Record how long it takes to do regular tasks, so you can make more accurate estimates in the future.
Then, decide how to approach your tasks.
doing your worst task first, so the rest seem easier
starting an enjoyable task, then, without taking a break, using this momentum to switch to a task you’ve been delaying
planning to spend just five minutes on a task, then, at the end of that period, reassessing whether you can spend another five minutes on it
setting a specific amount of time for a task
doing a task at the time of day you feel most productive, energetic or creative
working in environments with minimal distractions
doing tasks as soon as you remember them, rather than delaying and forgetting
using reminders to prompt you to do something
visualising yourself doing your tasks
focusing on your breathing whenever you feel unsettled
planning rewards as a break or for when you’ve achieved something.

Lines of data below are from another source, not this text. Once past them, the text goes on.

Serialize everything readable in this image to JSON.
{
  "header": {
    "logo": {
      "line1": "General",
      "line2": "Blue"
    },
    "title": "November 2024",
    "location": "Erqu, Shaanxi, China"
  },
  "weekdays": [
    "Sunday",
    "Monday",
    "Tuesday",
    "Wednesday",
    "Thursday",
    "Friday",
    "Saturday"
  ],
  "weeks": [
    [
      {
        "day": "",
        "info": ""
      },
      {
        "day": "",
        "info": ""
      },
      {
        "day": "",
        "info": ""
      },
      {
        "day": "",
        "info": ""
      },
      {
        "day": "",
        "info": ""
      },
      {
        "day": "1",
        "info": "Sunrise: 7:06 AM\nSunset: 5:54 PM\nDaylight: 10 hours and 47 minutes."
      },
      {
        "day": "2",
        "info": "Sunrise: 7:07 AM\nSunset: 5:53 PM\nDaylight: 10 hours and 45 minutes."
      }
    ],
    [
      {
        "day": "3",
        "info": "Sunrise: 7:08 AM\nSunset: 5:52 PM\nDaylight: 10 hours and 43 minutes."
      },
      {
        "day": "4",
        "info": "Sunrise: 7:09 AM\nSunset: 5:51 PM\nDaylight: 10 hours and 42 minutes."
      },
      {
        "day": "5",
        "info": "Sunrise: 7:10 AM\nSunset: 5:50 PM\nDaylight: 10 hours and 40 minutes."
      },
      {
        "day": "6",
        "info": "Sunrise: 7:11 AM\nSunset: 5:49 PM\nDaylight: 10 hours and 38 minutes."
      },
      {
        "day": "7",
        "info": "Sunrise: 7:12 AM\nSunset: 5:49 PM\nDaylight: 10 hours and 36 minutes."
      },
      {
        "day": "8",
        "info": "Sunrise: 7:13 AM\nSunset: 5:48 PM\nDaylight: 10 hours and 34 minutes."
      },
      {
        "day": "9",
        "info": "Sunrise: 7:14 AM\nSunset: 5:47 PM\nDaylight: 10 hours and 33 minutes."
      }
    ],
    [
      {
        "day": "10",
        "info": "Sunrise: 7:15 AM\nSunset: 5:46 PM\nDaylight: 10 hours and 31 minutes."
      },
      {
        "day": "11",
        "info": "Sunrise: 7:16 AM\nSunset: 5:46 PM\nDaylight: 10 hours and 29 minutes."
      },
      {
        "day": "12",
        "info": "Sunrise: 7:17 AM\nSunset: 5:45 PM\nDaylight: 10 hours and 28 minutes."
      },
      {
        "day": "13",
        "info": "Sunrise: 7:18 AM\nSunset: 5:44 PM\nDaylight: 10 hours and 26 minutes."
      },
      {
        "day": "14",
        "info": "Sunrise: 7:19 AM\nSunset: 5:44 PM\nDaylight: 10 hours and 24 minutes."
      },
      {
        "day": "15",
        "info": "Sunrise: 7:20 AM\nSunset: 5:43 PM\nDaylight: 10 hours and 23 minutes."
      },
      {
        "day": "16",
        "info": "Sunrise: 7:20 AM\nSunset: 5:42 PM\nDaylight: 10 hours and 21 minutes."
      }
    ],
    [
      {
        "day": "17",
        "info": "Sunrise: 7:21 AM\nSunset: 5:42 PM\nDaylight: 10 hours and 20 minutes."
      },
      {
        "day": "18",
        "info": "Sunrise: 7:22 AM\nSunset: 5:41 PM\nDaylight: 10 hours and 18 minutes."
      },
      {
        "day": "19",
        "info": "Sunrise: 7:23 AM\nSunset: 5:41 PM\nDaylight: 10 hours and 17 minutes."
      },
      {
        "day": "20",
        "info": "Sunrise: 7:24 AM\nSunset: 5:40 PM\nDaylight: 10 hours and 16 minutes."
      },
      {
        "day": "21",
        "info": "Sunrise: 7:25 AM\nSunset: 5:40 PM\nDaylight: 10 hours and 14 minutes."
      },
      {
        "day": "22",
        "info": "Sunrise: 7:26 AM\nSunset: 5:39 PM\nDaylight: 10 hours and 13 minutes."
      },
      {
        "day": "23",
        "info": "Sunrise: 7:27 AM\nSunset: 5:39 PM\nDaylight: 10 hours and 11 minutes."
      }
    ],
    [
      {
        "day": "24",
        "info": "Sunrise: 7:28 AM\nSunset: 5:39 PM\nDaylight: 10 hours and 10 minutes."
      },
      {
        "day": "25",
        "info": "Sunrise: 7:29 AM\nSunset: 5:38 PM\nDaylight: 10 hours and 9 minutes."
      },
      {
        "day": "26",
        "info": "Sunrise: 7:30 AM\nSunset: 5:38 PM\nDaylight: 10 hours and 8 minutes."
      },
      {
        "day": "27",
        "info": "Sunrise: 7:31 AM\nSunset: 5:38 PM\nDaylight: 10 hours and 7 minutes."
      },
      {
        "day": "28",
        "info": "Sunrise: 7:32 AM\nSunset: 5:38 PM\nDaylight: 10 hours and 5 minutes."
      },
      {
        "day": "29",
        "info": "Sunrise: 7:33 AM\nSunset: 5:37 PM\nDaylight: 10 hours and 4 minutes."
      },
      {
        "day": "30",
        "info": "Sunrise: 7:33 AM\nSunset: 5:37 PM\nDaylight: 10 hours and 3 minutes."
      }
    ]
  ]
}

A final step in overcoming procrastination is to identify when to do your tasks. This can involve creating a schedule of what to do and when. Start by allocating time for existing commitments, and then add the tasks you may have been avoiding, including any steps you have broken them into.
Of course, spontaneous events can disrupt schedules if they’re too inflexible. If you find it hard to get back on track in these cases, ‘unscheduling’ may be the answer. Create a schedule of only existing commitments, so you can see where to fit in tasks you may be avoiding. When one of these ‘free’ blocks of time appears, go to your prioritised to-do list and approach a task.